Sex-specific discrepancies in epidemiology, diagnosis, and clinical outcomes of most of non-gender specific cancers have been reported (1,2). The most common malignancy of the urinary tract is urothelial bladder cancer (UBC). In 2016 alone, UBC was diagnosed in 437,000 cases and 186,000 patients succumbed to the disease (3). It remains the 9th commonest diagnosed cancer and the 13th most common cause of death globally. A sex-related differences are observed in the epidemiology of UBC, with about 3-fold higher incidence in men compared to women (4). However, the ratio of cancer-specific mortality (CSM) to incidence in UBC is significantly lower among men than women, indicating that female gender is associated with higher risk of CSM in UBC (4). Moreover, women are more often diagnosed with locally advanced disease and possess greater proportion of nonurothelial cell types at presentation when compared to their male counterparts (5). Furthermore, in the retrospective analysis by Horstmann et al. UBC was diagnosed at a significantly younger age in men than in women (mean age: 62 vs. 67 years) (6). Regardless of the stage, female gender has been shown in number of studies to be dismal prognostic factor among patients diagnosed with UBC (7-9). According to WHO, bladder cancer specific mortality is greater in women when compared with men in the majority of analyzed countries, with only two exceptions of worse outcomes in males. Higher UBC specific morality in men compared with women in Eastern Europe and Russia could be presumably caused by regional differences in exposures to carcinogens, especially tobacco smoking, between gender, contributing to differences in the incidence of aggressive form of UBC (10). Overall, female gender is associated with loosing greater proportion of life expectancy years due to UBC (11).

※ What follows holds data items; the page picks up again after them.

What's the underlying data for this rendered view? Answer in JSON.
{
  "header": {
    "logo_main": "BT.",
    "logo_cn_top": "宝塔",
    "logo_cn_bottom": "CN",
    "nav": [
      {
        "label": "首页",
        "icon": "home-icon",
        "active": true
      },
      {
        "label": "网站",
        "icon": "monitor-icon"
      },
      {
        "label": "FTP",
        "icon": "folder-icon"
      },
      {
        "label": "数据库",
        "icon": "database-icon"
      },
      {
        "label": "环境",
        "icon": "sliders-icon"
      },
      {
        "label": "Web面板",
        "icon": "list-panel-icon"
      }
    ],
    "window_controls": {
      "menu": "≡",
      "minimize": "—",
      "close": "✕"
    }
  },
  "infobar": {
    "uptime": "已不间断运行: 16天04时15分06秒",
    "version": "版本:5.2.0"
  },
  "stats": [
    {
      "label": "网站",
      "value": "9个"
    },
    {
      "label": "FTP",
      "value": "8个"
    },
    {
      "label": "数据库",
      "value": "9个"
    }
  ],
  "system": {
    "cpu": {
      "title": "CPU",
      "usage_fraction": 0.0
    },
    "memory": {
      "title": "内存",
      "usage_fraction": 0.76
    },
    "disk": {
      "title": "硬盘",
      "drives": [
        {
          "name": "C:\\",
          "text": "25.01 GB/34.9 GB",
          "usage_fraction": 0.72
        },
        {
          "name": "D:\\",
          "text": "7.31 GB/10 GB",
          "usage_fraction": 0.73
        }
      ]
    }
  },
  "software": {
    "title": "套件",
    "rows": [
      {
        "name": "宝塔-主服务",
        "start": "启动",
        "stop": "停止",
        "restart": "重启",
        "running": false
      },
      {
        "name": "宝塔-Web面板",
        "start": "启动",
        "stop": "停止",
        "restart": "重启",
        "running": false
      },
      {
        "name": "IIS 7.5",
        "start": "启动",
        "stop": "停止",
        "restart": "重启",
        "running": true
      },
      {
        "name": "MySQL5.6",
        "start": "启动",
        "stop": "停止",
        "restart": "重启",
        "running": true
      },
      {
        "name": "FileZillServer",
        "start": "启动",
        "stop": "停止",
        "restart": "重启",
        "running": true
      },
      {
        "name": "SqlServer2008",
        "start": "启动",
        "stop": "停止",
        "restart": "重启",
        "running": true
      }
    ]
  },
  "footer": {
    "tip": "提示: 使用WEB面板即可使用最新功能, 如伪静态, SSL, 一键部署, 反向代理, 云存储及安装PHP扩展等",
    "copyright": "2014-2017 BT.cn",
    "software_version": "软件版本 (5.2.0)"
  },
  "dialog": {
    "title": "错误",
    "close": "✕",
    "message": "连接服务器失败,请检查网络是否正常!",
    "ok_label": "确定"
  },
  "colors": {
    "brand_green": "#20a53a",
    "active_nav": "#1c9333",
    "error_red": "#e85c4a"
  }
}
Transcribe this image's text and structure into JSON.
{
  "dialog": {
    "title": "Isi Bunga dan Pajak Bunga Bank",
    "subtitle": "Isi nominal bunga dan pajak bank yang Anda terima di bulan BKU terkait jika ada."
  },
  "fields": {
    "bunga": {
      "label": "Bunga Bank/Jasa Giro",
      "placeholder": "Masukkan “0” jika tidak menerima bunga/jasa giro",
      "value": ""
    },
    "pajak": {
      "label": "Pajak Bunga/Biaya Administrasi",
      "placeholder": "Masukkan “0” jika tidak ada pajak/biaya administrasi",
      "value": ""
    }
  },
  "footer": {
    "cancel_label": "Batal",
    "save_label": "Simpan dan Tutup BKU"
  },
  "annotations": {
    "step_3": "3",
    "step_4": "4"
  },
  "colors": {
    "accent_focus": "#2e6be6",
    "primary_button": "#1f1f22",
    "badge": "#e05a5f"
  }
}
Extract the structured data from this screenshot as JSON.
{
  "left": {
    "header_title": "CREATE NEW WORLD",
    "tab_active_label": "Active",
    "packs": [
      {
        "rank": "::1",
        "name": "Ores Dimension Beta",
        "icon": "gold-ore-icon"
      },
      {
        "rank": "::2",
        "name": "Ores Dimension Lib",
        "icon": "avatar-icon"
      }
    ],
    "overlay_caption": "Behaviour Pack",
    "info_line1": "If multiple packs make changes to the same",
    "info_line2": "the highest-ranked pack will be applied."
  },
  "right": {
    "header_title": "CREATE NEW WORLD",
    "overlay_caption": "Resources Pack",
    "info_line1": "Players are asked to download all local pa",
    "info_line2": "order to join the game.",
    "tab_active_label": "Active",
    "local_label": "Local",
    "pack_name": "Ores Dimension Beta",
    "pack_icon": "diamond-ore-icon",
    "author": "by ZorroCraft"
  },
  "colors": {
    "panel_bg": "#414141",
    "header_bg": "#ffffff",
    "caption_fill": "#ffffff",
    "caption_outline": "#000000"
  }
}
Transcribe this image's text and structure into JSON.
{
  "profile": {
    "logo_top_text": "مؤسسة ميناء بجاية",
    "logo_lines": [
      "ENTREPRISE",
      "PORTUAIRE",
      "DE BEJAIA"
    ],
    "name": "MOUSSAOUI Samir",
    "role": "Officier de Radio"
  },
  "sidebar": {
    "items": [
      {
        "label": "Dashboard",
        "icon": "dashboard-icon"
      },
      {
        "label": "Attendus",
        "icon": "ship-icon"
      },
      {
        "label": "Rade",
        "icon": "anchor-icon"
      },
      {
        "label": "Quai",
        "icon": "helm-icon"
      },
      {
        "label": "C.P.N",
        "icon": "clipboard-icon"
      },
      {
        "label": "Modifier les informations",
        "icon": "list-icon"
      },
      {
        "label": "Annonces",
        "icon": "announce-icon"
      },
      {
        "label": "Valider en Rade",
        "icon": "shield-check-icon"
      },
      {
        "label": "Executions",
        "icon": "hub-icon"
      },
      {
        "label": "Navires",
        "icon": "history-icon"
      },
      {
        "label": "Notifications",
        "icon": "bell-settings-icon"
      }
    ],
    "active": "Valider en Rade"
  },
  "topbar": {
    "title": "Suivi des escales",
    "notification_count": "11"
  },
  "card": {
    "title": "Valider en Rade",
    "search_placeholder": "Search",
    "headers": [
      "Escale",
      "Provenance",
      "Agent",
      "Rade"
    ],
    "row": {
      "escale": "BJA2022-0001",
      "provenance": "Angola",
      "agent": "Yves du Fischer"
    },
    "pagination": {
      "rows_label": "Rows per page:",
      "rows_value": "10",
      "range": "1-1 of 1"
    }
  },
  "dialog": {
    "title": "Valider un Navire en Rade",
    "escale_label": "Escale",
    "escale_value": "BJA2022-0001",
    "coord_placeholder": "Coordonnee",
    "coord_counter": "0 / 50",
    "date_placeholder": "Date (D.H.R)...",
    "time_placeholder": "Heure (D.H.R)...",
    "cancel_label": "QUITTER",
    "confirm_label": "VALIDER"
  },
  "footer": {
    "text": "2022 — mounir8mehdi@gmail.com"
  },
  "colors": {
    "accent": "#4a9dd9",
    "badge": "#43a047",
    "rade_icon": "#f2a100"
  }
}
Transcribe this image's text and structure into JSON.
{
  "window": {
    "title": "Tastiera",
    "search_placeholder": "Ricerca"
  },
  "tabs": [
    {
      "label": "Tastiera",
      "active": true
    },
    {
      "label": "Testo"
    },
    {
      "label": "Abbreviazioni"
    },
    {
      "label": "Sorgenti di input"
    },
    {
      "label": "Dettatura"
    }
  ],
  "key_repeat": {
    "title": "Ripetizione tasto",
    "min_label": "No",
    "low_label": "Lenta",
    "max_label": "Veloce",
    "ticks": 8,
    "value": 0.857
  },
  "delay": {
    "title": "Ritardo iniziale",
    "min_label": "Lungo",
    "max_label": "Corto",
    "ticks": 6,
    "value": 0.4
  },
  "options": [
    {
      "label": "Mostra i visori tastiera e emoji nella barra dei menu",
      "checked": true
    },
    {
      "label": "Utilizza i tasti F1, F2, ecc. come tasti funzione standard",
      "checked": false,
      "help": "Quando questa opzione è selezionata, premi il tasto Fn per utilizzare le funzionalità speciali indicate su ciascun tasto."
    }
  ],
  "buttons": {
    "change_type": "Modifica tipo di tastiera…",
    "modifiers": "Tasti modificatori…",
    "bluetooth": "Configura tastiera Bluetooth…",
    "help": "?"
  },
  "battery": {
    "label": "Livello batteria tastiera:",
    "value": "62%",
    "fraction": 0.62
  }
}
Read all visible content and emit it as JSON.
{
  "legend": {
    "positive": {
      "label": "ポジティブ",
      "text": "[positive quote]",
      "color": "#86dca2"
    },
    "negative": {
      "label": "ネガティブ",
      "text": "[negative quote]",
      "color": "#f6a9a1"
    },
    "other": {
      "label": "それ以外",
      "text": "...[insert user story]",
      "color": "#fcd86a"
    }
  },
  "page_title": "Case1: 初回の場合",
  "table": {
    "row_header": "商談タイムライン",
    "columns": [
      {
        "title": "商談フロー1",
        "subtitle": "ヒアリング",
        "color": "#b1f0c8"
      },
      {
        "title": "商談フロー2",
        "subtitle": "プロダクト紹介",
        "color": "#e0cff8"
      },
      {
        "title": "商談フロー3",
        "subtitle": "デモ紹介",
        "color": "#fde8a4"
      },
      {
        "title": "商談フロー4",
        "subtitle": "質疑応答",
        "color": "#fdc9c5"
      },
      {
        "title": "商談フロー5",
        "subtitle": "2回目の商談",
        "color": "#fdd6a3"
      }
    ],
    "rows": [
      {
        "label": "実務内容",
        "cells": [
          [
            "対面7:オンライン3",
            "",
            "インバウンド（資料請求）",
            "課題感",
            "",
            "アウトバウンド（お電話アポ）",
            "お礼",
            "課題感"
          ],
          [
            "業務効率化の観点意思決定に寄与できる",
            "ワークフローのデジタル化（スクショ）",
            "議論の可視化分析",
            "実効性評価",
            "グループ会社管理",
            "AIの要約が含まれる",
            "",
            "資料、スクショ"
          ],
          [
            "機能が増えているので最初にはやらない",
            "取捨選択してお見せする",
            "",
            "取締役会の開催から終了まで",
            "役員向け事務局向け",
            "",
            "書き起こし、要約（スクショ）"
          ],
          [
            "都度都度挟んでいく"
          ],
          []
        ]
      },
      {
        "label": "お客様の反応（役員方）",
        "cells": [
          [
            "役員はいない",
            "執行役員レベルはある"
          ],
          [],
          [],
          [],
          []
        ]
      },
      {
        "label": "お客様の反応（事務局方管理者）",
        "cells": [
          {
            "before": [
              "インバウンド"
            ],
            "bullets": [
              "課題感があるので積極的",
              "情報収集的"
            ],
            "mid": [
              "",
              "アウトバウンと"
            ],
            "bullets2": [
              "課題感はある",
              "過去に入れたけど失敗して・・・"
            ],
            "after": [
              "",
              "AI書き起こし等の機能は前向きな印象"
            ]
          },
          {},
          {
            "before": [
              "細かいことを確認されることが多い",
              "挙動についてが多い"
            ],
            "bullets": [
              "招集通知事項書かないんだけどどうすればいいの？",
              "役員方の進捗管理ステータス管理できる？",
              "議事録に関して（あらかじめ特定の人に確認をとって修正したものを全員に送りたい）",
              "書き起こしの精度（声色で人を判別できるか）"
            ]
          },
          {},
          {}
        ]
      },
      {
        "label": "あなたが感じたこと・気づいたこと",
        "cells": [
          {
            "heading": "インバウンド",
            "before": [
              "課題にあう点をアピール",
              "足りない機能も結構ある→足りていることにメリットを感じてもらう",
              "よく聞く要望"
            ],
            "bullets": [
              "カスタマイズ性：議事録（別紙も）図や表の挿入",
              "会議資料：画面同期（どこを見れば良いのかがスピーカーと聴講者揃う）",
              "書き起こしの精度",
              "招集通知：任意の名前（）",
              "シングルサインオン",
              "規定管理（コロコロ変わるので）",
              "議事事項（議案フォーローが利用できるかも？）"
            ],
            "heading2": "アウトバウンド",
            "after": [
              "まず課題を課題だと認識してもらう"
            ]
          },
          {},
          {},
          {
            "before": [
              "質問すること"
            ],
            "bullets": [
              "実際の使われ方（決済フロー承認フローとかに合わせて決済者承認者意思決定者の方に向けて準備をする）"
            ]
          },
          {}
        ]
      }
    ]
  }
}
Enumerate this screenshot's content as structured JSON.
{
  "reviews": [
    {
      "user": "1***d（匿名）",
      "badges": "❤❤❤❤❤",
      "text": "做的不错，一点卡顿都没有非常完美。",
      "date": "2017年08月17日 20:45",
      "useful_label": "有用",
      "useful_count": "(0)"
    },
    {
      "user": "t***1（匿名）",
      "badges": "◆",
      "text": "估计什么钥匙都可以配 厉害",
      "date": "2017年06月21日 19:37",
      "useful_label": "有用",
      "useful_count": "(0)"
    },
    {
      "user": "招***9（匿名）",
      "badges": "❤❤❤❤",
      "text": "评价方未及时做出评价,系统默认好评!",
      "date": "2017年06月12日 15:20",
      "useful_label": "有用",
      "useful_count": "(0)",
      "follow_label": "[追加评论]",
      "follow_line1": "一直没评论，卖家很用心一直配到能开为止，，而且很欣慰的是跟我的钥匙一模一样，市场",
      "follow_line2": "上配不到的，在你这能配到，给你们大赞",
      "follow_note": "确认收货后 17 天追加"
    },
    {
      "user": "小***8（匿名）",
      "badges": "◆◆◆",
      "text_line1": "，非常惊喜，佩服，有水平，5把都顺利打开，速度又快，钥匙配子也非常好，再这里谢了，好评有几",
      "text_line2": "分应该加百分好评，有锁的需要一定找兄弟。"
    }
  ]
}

At presentation, about 75% of UBC is confined to the mucosa [non-muscle invasive bladder cancer (NMIBC)], while in the remaining 25%, cancer infiltrates muscle layer of the bladder wall [muscle invasive bladder cancer (MIBC)] or already formed metastases (12). Age-specific incidence of NMIBC cancer increased from 5.52 to 9.09 per 100,000 from 1998 to 2006, as reported in population-based study on US population (13). Interestingly, the incidence rise of UBC in this population was 25% faster among men compared to women (14). NMIBC is a heterogeneous disease and high-grade lesions invading subepithelial tissue (T1HG) and/or carcinoma in situ (CIS) are known risk factors of progression. Therefore, subgroups of NMIBC were recognized including low, intermediate and high-risk lesions. High-risk NMIBC remains potentially lethal disease with the risk of death ranging from 5% to even 38% (15). In several studies that included patients diagnosed with NMIBC female gender was related with higher risk of disease recurrence and progression, but data is inconsistent (16). Numerous explanations for the observed gender discrepancies have been introduced, including delayed diagnosis, disparate quality of medical care and diverse response to conservative therapy.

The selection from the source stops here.